All in all, an excellent meal in very pleasant surroundings.

Off we wandered into the Norfolk dusk, wary of outstaying our temporary visa.

East Anglian Daily Times: Mark's dessert at The Mulberry - chocolate pecan brownieMark's dessert at The Mulberry - chocolate pecan brownie (Image: Archant)

Service

So, so important in any restaurant hoping to impress. Though our starters were slow to appear, service at the Mulberry was warm and friendly throughout and our hosts answered my barrage of questions with good grace and humour. Which brings me on to....

Provenance

Another vital ingredient - see what I did there? - for a quality eatery, and I was pleased to hear that the Mulberry sources much of its meat from the renowned PJ Roofe Butchers in Norwich.

East Anglian Daily Times: Liz's dessert at The Mulberry - toffee apple crumble with honeycomb ice creamLiz's dessert at The Mulberry - toffee apple crumble with honeycomb ice cream (Image: Archant)
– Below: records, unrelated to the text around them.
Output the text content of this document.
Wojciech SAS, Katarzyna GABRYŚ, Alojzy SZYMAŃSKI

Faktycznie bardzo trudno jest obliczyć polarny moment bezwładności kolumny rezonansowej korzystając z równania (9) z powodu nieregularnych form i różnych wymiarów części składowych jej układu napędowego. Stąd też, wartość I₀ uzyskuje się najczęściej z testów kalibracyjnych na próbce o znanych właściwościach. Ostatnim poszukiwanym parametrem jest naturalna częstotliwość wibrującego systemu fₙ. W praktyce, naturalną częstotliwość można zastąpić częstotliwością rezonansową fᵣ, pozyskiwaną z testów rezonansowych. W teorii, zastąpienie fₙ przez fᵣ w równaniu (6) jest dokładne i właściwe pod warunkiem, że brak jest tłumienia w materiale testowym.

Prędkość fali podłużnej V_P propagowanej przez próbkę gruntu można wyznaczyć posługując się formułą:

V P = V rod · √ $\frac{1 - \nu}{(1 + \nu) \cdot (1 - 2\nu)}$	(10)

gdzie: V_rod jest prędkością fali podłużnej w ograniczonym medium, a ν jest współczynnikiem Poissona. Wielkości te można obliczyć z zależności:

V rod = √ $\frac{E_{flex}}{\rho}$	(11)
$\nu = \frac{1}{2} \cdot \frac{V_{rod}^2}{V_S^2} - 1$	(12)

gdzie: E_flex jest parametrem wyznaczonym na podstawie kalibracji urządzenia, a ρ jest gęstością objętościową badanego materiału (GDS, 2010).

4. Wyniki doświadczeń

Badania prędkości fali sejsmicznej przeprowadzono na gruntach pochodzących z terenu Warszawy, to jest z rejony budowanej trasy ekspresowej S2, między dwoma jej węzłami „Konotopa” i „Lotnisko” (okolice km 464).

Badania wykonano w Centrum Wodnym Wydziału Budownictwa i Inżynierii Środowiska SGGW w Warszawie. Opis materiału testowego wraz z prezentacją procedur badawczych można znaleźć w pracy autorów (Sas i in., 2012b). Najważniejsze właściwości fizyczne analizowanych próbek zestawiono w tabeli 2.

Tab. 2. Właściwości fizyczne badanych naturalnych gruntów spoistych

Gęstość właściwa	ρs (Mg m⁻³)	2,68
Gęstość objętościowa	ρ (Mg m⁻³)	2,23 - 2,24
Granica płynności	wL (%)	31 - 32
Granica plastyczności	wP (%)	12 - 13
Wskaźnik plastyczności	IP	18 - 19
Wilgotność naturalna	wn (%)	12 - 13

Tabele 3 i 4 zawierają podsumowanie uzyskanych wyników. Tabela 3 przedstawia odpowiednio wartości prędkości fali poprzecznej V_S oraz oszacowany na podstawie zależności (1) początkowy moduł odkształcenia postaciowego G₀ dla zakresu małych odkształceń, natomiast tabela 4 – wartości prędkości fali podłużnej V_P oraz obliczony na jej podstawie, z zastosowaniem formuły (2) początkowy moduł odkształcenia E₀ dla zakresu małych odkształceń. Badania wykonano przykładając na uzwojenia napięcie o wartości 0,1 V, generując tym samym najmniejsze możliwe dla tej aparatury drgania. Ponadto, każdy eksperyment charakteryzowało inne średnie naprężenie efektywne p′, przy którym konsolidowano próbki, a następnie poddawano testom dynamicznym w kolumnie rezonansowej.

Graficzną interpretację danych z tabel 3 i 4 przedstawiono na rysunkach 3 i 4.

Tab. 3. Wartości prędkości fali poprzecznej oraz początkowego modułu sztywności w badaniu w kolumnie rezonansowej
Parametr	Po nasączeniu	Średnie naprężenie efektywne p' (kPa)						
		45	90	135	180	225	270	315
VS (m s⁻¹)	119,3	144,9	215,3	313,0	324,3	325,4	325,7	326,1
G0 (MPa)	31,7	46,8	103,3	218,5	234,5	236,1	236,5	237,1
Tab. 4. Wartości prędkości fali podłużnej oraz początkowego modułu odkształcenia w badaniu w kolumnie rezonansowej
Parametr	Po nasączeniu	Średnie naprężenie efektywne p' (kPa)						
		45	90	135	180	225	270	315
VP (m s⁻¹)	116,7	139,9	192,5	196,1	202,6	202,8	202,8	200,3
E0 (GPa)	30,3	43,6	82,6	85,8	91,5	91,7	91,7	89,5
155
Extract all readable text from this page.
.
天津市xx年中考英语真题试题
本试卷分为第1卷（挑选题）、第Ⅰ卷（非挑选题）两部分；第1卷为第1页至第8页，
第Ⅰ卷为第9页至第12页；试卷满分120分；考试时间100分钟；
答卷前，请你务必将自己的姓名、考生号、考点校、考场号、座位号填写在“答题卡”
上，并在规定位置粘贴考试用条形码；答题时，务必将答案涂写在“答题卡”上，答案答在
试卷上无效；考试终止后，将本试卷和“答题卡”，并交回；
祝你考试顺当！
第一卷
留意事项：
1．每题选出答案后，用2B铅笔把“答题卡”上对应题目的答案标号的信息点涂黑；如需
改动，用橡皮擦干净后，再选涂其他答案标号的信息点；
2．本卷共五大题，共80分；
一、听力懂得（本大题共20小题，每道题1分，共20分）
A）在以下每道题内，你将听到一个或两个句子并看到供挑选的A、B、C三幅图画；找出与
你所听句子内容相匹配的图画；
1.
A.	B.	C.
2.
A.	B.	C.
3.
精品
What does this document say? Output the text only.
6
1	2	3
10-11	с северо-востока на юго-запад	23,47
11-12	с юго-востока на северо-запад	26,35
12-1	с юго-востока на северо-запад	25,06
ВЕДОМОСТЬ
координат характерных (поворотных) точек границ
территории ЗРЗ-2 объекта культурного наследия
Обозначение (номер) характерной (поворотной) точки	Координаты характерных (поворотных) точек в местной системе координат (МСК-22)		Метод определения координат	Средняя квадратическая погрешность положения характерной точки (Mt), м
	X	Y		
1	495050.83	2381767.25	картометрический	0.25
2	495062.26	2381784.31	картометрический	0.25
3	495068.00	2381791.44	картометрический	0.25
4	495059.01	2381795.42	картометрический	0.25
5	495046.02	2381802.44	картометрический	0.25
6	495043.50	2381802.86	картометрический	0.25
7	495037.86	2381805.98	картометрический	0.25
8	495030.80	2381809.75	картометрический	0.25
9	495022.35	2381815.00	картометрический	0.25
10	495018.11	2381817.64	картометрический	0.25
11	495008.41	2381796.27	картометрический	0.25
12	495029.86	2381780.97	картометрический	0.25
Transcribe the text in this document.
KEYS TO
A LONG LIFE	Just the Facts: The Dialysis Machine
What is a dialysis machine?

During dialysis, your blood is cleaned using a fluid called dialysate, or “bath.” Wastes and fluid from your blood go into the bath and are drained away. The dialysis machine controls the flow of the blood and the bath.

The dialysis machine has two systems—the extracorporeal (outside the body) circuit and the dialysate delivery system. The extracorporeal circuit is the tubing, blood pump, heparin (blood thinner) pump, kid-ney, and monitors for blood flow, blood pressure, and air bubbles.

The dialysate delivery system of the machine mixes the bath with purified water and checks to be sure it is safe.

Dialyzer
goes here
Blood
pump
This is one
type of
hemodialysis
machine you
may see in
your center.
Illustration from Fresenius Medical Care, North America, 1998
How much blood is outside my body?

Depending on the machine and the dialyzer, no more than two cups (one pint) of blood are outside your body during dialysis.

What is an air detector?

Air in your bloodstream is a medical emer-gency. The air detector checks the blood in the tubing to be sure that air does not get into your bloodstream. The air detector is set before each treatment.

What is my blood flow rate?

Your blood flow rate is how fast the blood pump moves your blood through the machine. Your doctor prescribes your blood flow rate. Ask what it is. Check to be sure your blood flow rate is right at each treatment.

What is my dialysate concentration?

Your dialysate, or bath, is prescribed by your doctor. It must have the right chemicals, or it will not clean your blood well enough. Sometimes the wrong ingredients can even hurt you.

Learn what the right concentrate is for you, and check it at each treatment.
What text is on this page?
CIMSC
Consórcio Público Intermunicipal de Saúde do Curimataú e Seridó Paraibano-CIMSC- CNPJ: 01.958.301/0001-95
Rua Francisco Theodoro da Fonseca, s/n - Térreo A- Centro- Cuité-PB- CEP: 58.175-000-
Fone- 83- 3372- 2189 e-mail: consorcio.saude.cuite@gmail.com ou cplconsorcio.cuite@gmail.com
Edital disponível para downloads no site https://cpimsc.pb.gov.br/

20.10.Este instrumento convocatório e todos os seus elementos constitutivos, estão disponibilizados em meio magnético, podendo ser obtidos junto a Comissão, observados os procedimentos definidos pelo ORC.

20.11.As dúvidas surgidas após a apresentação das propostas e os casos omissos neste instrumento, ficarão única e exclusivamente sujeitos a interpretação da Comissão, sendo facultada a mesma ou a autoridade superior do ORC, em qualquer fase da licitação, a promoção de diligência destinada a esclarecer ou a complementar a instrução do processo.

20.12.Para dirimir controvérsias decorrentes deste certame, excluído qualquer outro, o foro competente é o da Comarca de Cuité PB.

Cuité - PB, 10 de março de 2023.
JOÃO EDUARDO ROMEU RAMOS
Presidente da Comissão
It was fantastic too, to see new season aspargaus incorporated into the menu - a great sign that the chef is on the ball.

Drinks

Nice to see Bitburger on tap, while Liz enjoyed her rich, dark Malbec. The complimentary Prosecco was a lovely touch too. As you'd expect, a good range of beers and wines are on offer.

Parking

The Mulberry doesn't have dedicated parking, but there are a couple of free car parks a short walk away.

Price

For the quality of the food, I'd say the prices were very reasonable - I've paid a lot more than £20 for a steak before, for example, and been served up something of much lower quality. My tagliatelle was just £12, and you won't find many better bowls of pasta for that price.

Highlight

I was very impressed with my pasta - simple, but so well done. Liz, meanwhile, was still talking about her steak the next day, which is usually a good sign.

In summary

A hidden gem in an unexpected place. Get it on your list!